Images of a human brain (Daniele Oberti, Flickr)

Scientists have known for a long time that the gut communicated with the brain.

However, a distinction was often made between the conventional five senses of sight, hearing, touch, smell, and taste and the nutrient-sensing cells in the gut.

According to this way of understanding the nervous system, the gut only communicates with the brain slowly, using hormones it releases into the bloodstream. The other senses, however, communicate with the brain quickly and directly, in hundreds of milliseconds, using nerve pathways.

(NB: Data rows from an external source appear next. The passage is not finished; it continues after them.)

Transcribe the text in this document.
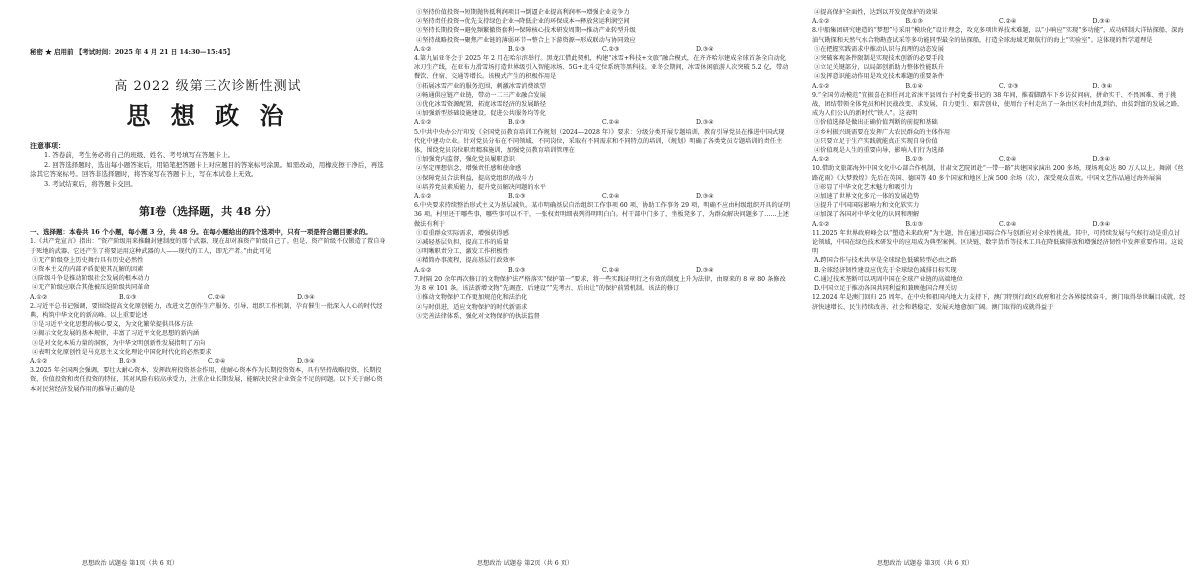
秘密 ★ 启用前 【考试时间：2025 年 4 月 21 日 14:30—15:45】
高 2022 级第三次诊断性测试
思 想 政 治
注意事项：

1. 答卷前，考生务必将自己的班级、姓名、考号填写在答题卡上。

2. 回答选择题时，选出每小题答案后，用铅笔把答题卡上对应题目的答案标号涂黑。如需改动，用橡皮擦干净后，再选涂其它答案标号。回答非选择题时，将答案写在答题卡上，写在本试卷上无效。

3. 考试结束后，将答题卡交回。

第Ⅰ卷（选择题，共 48 分）
一、选择题：本卷共 16 个小题，每小题 3 分，共 48 分。在每小题给出的四个选项中，只有一项是符合题目要求的。

1.《共产党宣言》指出：“资产阶级用来推翻封建制度的那个武器，现在却对准资产阶级自己了。但是，资产阶级不仅锻造了置自身于死地的武器，它还产生了将要运用这种武器的人——现代的工人，即无产者。”由此可见

①无产阶级登上历史舞台具有历史必然性

②资本主义的内部矛盾促使其瓦解的因素

③阶级斗争是推动阶级社会发展的根本动力

④无产阶级应联合其他被压迫阶级共同革命

A.①②	B.①③	C.②④	D.③④

2.习近平总书记强调，要围绕提高文化原创能力，改进文艺创作生产服务、引导、组织工作机制，孕育催生一批深入人心的时代经典，构筑中华文化的新高峰。以上重要论述

①是习近平文化思想的核心要义，为文化繁荣提供具体方法

②揭示文化发展的基本规律，丰富了习近平文化思想的新内涵

③是对文化本质力量的洞察，为中华文明创新性发展指明了方向

④表明文化原创性是马克思主义文化理论中国化时代化的必然要求

A.①②	B.①③	C.②④	D.③④

3.2025 年全国两会强调，要壮大耐心资本，发挥政府投资基金作用，使耐心资本作为长期投资资本，具有坚持战略投资、长期投资、价值投资和责任投资的特征，其对风险有较高承受力，注重企业长期发展，能解决民营企业资金不足的问题。以下关于耐心资本对民营经济发展作用的推导正确的是

思想政治 试题卷 第1页（共 6 页）

①坚持价值投资→短期抛售抵利润项目→倒逼企业提高利润率→增强企业竞争力

②坚持责任投资→优先支持绿色企业→降低企业的环保成本→释放营运利润空间

③坚持长期投资→避免频繁撤资套利→保障核心技术研发周期→推动产业转型升级

④坚持战略投资→聚焦产业链的薄弱环节→整合上下游资源→形成联动与协同效应

A.①②	B.①③	C.②③	D.③④

4.第九届亚冬会于 2025 年 2 月在哈尔滨举行。黑龙江借此契机，构建“冰雪+科技+文旅”融合模式，在齐齐哈尔建成全球首条全自动化冰刀生产线，在亚布力滑雪场打造世界级引入智能冰场、5G+北斗定位系统等黑科技。亚冬会期间，冰雪休闲旅游人次突破 5.2 亿，带动餐饮、住宿、交通等增长。该模式产生的积极作用是

①拓展冰雪产业的服务范围，刺激冰雪消费欲望

②畅通供应链产业链，带动一二三产业融合发展

③优化冰雪资源配置，拓宽冰雪经济的发展路径

④加强新型基础设施建设，促进公共服务均等化

A.①②	B.①③	C.②④	D.③④

5.中共中央办公厅印发《全国党员教育培训工作规划（2024—2028 年）》要求：分级分类开展专题培训，教育引导党员在推进中国式现代化中建功立业。针对党员分布在不同领域、不同岗位，采取有不同需求和不同特点的培训，《规划》明确了各类党员专题培训的责任主体，围绕党员岗位职责精准施训，加强党员教育培训管理在

①加强党内监督，强化党员履职意识

②坚定理想信念，增强责任感和使命感

③保障党员合法利益，提高党组织的战斗力

④培养党员素质能力，提升党员解决问题的水平

A.①②	B.①③	C.②④	D.③④

6.中央要求持续整治形式主义为基层减负。某市明确基层自治组织工作事项 60 项、协助工作事务 29 项，明确不应由村级组织开具的证明 36 项。村里还干哪些事，哪些事可以不干，一张权责明细表列得明明白白。村干部中门多了，坐板凳多了，为群众解决问题多了……上述做法有利于

①看重群众实际需求，增强获得感

②减轻基层负担，提高工作的质量

③明晰职责分工，激发工作积极性

④精简办事流程，提高基层行政效率

A.①②	B.①③	C.②④	D.③④

7.时隔 20 余年再次修订的文物保护法严格落实“保护第一”要求，将一些实践证明行之有效的制度上升为法律，由原来的 8 章 80 条修改为 8 章 101 条。该法新增文物“先调查、后建设”“先考古、后出让”的保护前置机制。该法的修订

①推动文物保护工作更加规范化和法治化

②与时俱进，适应文物保护的时代新需求

③完善法律体系，强化对文物保护的执法监督

思想政治 试题卷 第2页（共 6 页）

④提高保护全面性，达到以开发促保护的效果

A.①②	B.①③	C.②④	D.③④

8.中船集团研究建造的“梦想”号采用“模块化”设计理念，攻克多项世界技术难题，以“小响应”实现“多功能”，成功研制大洋钻探船、深海油气勘探和天然气水合物勘查试采等多功能同型最全的钻探船，打造全球海域无限航行的海上“实验室”。这体现的哲学道理是

①在把握实践需求中推动认识与真理的动态发展

②突破客观条件限制是实现技术创新的必要手段

③立足关键部分，以局部创新助力整体性能跃升

④发挥意识能动作用是攻克技术难题的重要条件

A.①②	B.①④	C. ②③	D. ③④

9.“全国劳动模范”宜振喜在担任河北省涞平县周台子村党委书记的 38 年间，推着脚踏车下乡访贫问病，拼命实干、不畏困难、勇于挑战，团结带领全体党员和村民战改变、求发展，自力更生、艰苦创业，使周台子村走出了一条由区农村由乱到治、由贫到富的发展之路，成为人们公认的新时代“铁人”。这表明

①价值选择是做出正确价值判断的前提和基础

②乡村振兴既需要在发挥广大农民群众的主体作用

③只要立足于生产实践就能真正实现自身价值

④价值观是人生的重要向导，影响人们行为选择

A.①②	B.①③	C.②④	D.③④

10.借助文旅部海外中国文化中心部合作机制，甘肃文艺院团赴“一带一路”共建国家演出 200 多场，现场观众达 80 万人以上。舞剧《丝路花雨》《大梦敦煌》先后在英国、德国等 40 多个国家和地区上演 500 余场（次），深受观众喜欢。中国文艺作品通过海外展演

①彰显了中华文化艺术魅力和吸引力

②加速了世界文化多元一体的发展趋势

③提升了中国国际影响力和文化软实力

④加深了各国对中华文化的认同和理解

A.①②	B.①③	C.②④	D.③④

11.2025 年世界政府峰会以“塑造未来政府”为主题，旨在通过国际合作与创新应对全球性挑战。其中，可持续发展与气候行动是重点讨论领域，中国在绿色技术研发中的应用成为典型案例。区块链、数字货币等技术工具在降低碳排放和增强经济韧性中发挥重要作用。这说明

A.跨国合作与技术共享是全球绿色低碳转型必由之路

B.全球经济韧性建设应优先于全球绿色减排目标实现

C.通过技术垄断可以巩固中国在全球产业链的高端地位

D.中国立足于推动各国共同利益和兼顾他国合理关切

12.2024 年是澳门回归 25 周年。在中央和祖国内地大力支持下，澳门特别行政区政府和社会各界接续奋斗，澳门取得举世瞩目成就，经济快速增长、民生持续改善、社会和谐稳定、发展天地愈加广阔。澳门取得的成就得益于

思想政治 试题卷 第3页（共 6 页）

Still, new research has begun to talk about a gut sense. This is the sense of hunger or satiation felt as a result of cells in the linings in the gut that detect nutrients released from digesting food.

Hidden Networks



In 2018, researchers from Duke University showed that some of the gut‘s sensory cells, called enteroendocrine cells, do more than release hormones. The cells also signal electrically, and form connections with nerve cells like other sensory cells do.

Using these connections they communicate directly with the brain on a millisecond timescale, just like the sensory cells in the eye or ear. They communicate via the vagus nerve, which runs from the brain to the organs of the body cavity.

The research is based on experiments done with mice, who have organs and nervous systems very similar to humans. In one experiment, they introduced a specially modified version of the rabies virus into their guts.

Since this virus can travel between cells, they used it to trace the nerve pathway from gut sensory cells to the brain. In another they showed that enteroendocrine cells could signal to a nerve when stimulated with nutrients.